PARNADA IDEMUNO - 510 a 521


 

510

Sábado,
26 de Junho de 2021

    Tenho por estes dias praticado dem’h’ora, uma certa constância diversa da de rotina. Trato de coisas que havia que tratar – algumas das que (pois são várias) bem capazes de consumir mais tempo do que vou-ali-e-já-não-sei-se-venho. O caminho nem sempre é rectilíneo, mas também nem sempre é ínvio. Uma pessoa encontra encruzilhadas. Pode aproveitar o cabedal da experiência para escolher bem – ou menos mal. Estou aqui com este paleio porque sim. A coisa vai ou há-de ir – resta ajudá-la que vá bem. O universo é eterno & infinito. A vidinha humana, não. Anda-se por aqui um bocadito, chega-se a uma das encruzilhadas, escolhe-se, é-se escolhido, colhe-se, é-se colhido. Etc. Toda esta “sabença” é velha & revelha. Em apurado resumo: trato do que tenho a tratar, depois se verá com que resultados. Sem pressa nem dem(h)ora.

511

    Li tal artigo sobre um homem-escritor que deixou obra de interesse & relevo. Português, figura do século XX. Hoje-em-dia, com o barulho-das-luzes da internet, as obras-em-papel vivem outros enredos. Ao que parece, aparece ainda alguma coisa válida de vez em quando. A massificação do lixo, todavia, enche as montras & os mostruários. Já me incomodou mais que assim seja (porque de facto assim é). Cheguei a publicar as minhas coisas em modo-livro (seis) – mas não me parece que tão cedo (ou alguma vez mais) alguma editora (a sério) se interesse (a sério) pelo que escrevo.
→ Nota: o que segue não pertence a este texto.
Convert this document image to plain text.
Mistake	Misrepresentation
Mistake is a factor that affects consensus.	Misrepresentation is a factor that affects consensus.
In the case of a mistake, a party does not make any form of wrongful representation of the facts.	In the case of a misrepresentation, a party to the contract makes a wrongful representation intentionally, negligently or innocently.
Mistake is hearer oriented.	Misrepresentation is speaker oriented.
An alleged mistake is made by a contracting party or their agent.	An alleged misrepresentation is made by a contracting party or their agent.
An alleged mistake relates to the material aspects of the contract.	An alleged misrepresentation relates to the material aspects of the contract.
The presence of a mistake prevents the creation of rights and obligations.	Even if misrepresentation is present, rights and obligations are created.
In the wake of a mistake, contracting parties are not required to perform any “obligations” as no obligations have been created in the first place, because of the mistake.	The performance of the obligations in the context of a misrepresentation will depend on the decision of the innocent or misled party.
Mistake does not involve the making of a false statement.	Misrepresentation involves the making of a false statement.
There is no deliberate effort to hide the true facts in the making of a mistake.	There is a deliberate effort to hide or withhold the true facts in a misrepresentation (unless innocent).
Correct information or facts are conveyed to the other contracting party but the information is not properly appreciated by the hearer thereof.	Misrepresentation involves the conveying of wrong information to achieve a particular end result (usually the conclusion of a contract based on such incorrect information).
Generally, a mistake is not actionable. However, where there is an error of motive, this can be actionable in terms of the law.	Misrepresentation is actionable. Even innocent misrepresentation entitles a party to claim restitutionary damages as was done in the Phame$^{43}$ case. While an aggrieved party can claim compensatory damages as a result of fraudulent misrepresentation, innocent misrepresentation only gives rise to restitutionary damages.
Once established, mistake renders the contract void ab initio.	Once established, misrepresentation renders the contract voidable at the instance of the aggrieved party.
Claro que não me refiro a essas chancelas que por aí abutram/avultam à rapina de umbigos-sem-talento. É negociata – o vaidosito quer ver-se publicado? Fácil. Mande o texto, a gente imprime, o senhor compra-nos xis exemplares à cabeça, depois até lhe organizamos uma apresentaçãozinha/beberetezinha de lançamento para os desgraçados seus familiares, amigos & demais acólitos da sua vidinha. Claro que respondi sempre Não, foda-se! a tais sereias vendilhonas. Vou publicando as minhas coisas no blog, é de borla, não paga impostos & não dá receita. Fica ela por ela. É um bocadito triste – mas também a vida é um bocadito triste, e a gente vive-a na mesma.

512

Ainda algum tempo quer vir a tempo.

Recolhi provisões, estou por dias.
É um habitáculo limpo, a luz o designa.
Presto uma algo diversa atenção ao momento.
As circunstâncias são claras, não dúbias.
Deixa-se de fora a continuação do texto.